Among the notable failures was tarenflurbil. This drug is a modulator of gamma-secretase, a protease that cleaves amyloid precursor protein to produce the amyloid-beta peptide that constitutes amyloid plaques, a defining feature of Alzheimer’s disease. The phase III trial for tarenflurbil was negative. Similarly, phase II/III clinical trials of hydroxylvaleryl monobenzocaprolactam, a gamma-secretase inhibitor, have been halted.

An alternative approach to the treatment of Alzheimer’s disease relies upon inhibiting aggregation of amyloid fibrils with the goal of reducing levels of soluble amyloid-beta peptide. One such agent, tramiprosate, showed evidence of disease stabilization in phase II studies, but North American phase III trials proved either negative or inconclusive, and the phase III European study has been stopped. Tramiprosate’s manufacturer, Neurochem, plans to market it as a nutraceutical rather than pursuing further development of tramiprosate as a drug, according to Dr. Ahern.

Development of neotrofin, a drug that mimics the effects of nerve growth factor and other neurotrophins, which generate or support the growth of brain cells, has been discontinued because of disappointing phase II study results.

So what still looks promising for Alzheimer’s disease?

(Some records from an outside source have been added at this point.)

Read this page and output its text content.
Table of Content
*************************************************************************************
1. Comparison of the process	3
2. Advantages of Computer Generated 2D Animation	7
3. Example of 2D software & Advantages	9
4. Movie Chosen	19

Amyloid fibril antiaggregation therapy is not dead, despite the setback with tramiprosate. Dr. Ahern is involved in ongoing phase II/III clinical trials of Elan’s amyloid fibril antiaggregation agent known for now as D005, which is based upon a sugar found in coconut, oak bark, and dogwood flowers.

Nor is treatment with neurotrophic agents a closed avenue, despite the failure of neotrofin. Proof of principle has been provided by evidence of efficacy for intrathecal infusion of nerve growth factor in patients with Alzheimer’s disease, although this is a therapy that’s clinically impractical as it entails accessing the basal forebrain via stereotactic brain surgery. Interest is now focused on Cerebrolysin, an intramuscularly administered agent which in phase II trials led to improvements in memory and concentration in about two-thirds of treated patients. Cerebrolysin is approved in Austria and several dozen other countries, and U.S. clinical trials are ongoing.

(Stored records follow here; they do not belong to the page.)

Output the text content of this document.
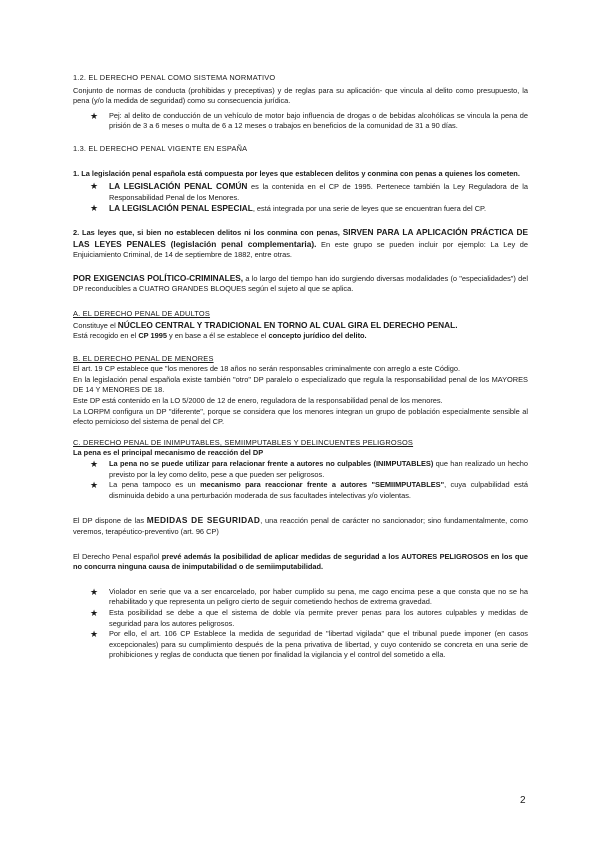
1.2. EL DERECHO PENAL COMO SISTEMA NORMATIVO

Conjunto de normas de conducta (prohibidas y preceptivas) y de reglas para su aplicación- que vincula al delito como presupuesto, la pena (y/o la medida de seguridad) como su consecuencia jurídica.

★ Pej: al delito de conducción de un vehículo de motor bajo influencia de drogas o de bebidas alcohólicas se vincula la pena de prisión de 3 a 6 meses o multa de 6 a 12 meses o trabajos en beneficios de la comunidad de 31 a 90 días.
1.3. EL DERECHO PENAL VIGENTE EN ESPAÑA

1. La legislación penal española está compuesta por leyes que establecen delitos y conmina con penas a quienes los cometen.

★ LA LEGISLACIÓN PENAL COMÚN es la contenida en el CP de 1995. Pertenece también la Ley Reguladora de la Responsabilidad Penal de los Menores.
★ LA LEGISLACIÓN PENAL ESPECIAL, está integrada por una serie de leyes que se encuentran fuera del CP.

2. Las leyes que, si bien no establecen delitos ni los conmina con penas, SIRVEN PARA LA APLICACIÓN PRÁCTICA DE LAS LEYES PENALES (legislación penal complementaria). En este grupo se pueden incluir por ejemplo: La Ley de Enjuiciamiento Criminal, de 14 de septiembre de 1882, entre otras.

POR EXIGENCIAS POLÍTICO-CRIMINALES, a lo largo del tiempo han ido surgiendo diversas modalidades (o "especialidades") del DP reconducibles a CUATRO GRANDES BLOQUES según el sujeto al que se aplica.

A. EL DERECHO PENAL DE ADULTOS

Constituye el NÚCLEO CENTRAL Y TRADICIONAL EN TORNO AL CUAL GIRA EL DERECHO PENAL.

Está recogido en el CP 1995 y en base a él se establece el concepto jurídico del delito.

B. EL DERECHO PENAL DE MENORES

El art. 19 CP establece que "los menores de 18 años no serán responsables criminalmente con arreglo a este Código.

En la legislación penal española existe también "otro" DP paralelo o especializado que regula la responsabilidad penal de los MAYORES DE 14 Y MENORES DE 18.

Este DP está contenido en la LO 5/2000 de 12 de enero, reguladora de la responsabilidad penal de los menores.

La LORPM configura un DP "diferente", porque se considera que los menores integran un grupo de población especialmente sensible al efecto pernicioso del sistema de penal del CP.

C. DERECHO PENAL DE INIMPUTABLES, SEMIIMPUTABLES Y DELINCUENTES PELIGROSOS

La pena es el principal mecanismo de reacción del DP

★ La pena no se puede utilizar para relacionar frente a autores no culpables (INIMPUTABLES) que han realizado un hecho previsto por la ley como delito, pese a que pueden ser peligrosos.
★ La pena tampoco es un mecanismo para reaccionar frente a autores "SEMIIMPUTABLES", cuya culpabilidad está disminuida debido a una perturbación moderada de sus facultades intelectivas y/o violentas.

El DP dispone de las MEDIDAS DE SEGURIDAD, una reacción penal de carácter no sancionador; sino fundamentalmente, como veremos, terapéutico-preventivo (art. 96 CP)

El Derecho Penal español prevé además la posibilidad de aplicar medidas de seguridad a los AUTORES PELIGROSOS en los que no concurra ninguna causa de inimputabilidad o de semiimputabilidad.

★ Violador en serie que va a ser encarcelado, por haber cumplido su pena, me cago encima pese a que consta que no se ha rehabilitado y que representa un peligro cierto de seguir cometiendo hechos de extrema gravedad.
★ Esta posibilidad se debe a que el sistema de doble vía permite prever penas para los autores culpables y medidas de seguridad para los autores peligrosos.
★ Por ello, el art. 106 CP Establece la medida de seguridad de "libertad vigilada" que el tribunal puede imponer (en casos excepcionales) para su cumplimiento después de la pena privativa de libertad, y cuyo contenido se concreta en una serie de prohibiciones y reglas de conducta que tienen por finalidad la vigilancia y el control del sometido a ella.
2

Immunotherapy, both active and passive, continues to be a highly active area of investigation in Alzheimer’s disease. Active immunization was nearly derailed for a time with the early halt of a phase IIa study of AN-1792, the highly publicized first so-called Alzheimer’s vaccine, after 18 of 360 subjects developed florid encephalitis, paralysis, or death. Intriguingly, however, 5-year follow-up of titer-positive patients showed a significant reduction in placement in long-term care facilities.

AN-1792’s downfall is thought to have been that it was a synthetic form of the full 42 amino acid amyloid-beta peptide. Pfizer, Wyeth, and Novartis are now developing vaccines that use smaller amyloid fragments as immunogens. The Pfizer vaccine, for example, uses just 6 of the 42 amino acids from amyloid-beta peptide. These new vaccines seem to have far fewer side effects.

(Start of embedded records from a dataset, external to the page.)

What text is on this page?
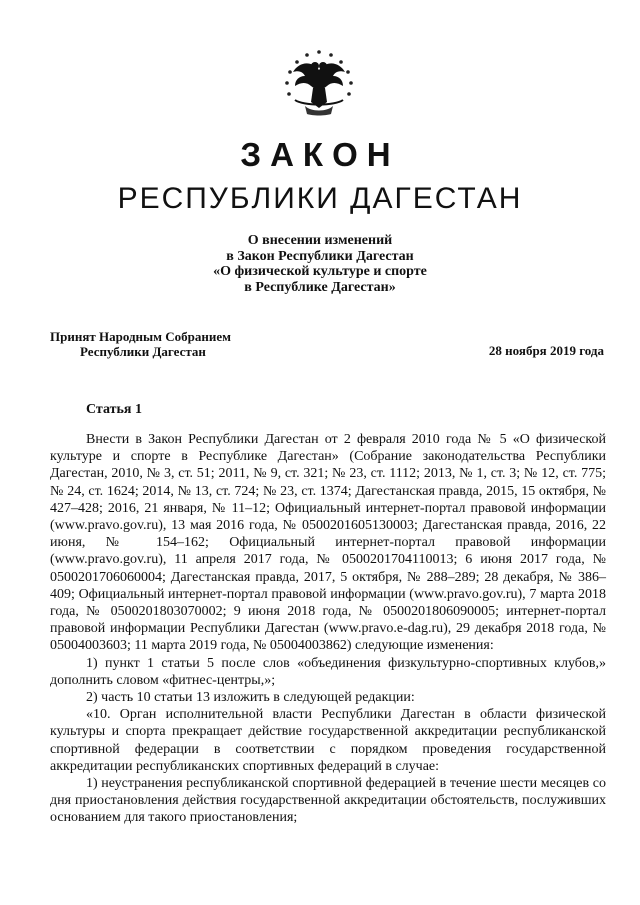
ЗАКОН
РЕСПУБЛИКИ ДАГЕСТАН
О внесении изменений
в Закон Республики Дагестан
«О физической культуре и спорте
в Республике Дагестан»
Принят Народным Собранием
Республики Дагестан	28 ноября 2019 года
Статья 1

Внести в Закон Республики Дагестан от 2 февраля 2010 года № 5 «О физической культуре и спорте в Республике Дагестан» (Собрание законодательства Республики Дагестан, 2010, № 3, ст. 51; 2011, № 9, ст. 321; № 23, ст. 1112; 2013, № 1, ст. 3; № 12, ст. 775; № 24, ст. 1624; 2014, № 13, ст. 724; № 23, ст. 1374; Дагестанская правда, 2015, 15 октября, № 427–428; 2016, 21 января, № 11–12; Официальный интернет-портал правовой информации (www.pravo.gov.ru), 13 мая 2016 года, № 0500201605130003; Дагестанская правда, 2016, 22 июня, № 154–162; Официальный интернет-портал правовой информации (www.pravo.gov.ru), 11 апреля 2017 года, № 0500201704110013; 6 июня 2017 года, № 0500201706060004; Дагестанская правда, 2017, 5 октября, № 288–289; 28 декабря, № 386–409; Официальный интернет-портал правовой информации (www.pravo.gov.ru), 7 марта 2018 года, № 0500201803070002; 9 июня 2018 года, № 0500201806090005; интернет-портал правовой информации Республики Дагестан (www.pravo.e-dag.ru), 29 декабря 2018 года, № 05004003603; 11 марта 2019 года, № 05004003862) следующие изменения:

1) пункт 1 статьи 5 после слов «объединения физкультурно-спортивных клубов,» дополнить словом «фитнес-центры,»;

2) часть 10 статьи 13 изложить в следующей редакции:

«10. Орган исполнительной власти Республики Дагестан в области физической культуры и спорта прекращает действие государственной аккредитации республиканской спортивной федерации в соответствии с порядком проведения государственной аккредитации республиканских спортивных федераций в случае:

1) неустранения республиканской спортивной федерацией в течение шести месяцев со дня приостановления действия государственной аккредитации обстоятельств, послуживших основанием для такого приостановления;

But the first immunotherapy to gain an indication for Alzheimer’s disease may well be Baxter’s polyclonal intravenous immunoglobulin, Dr. Ahern predicted. This passive immunotherapy is already familiar to neurologists, who have long used it in treating patients with multiple sclerosis, Guillain-Barré syndrome, and other disorders. It’s well tolerated. Data from phase II studies showed evidence of benefit in patients with mild-to-moderate Alzheimer’s disease, and phase III trials are ongoing.

Another approach to passive immunization using exogenous antibodies is bapineuzumab, a monoclonal antibody against amyloid-beta protein, being developed by Wyeth and now in phase III testing. A monoclonal antibody is a more specific form of therapy than IVIG, which could be advantageous. Eli Lilly, Novartis, and Eisai are also developing monoclonal antibodies against amyloid-beta protein.

Dr. Ahern declared that he has no financial interests relevant to his presentation.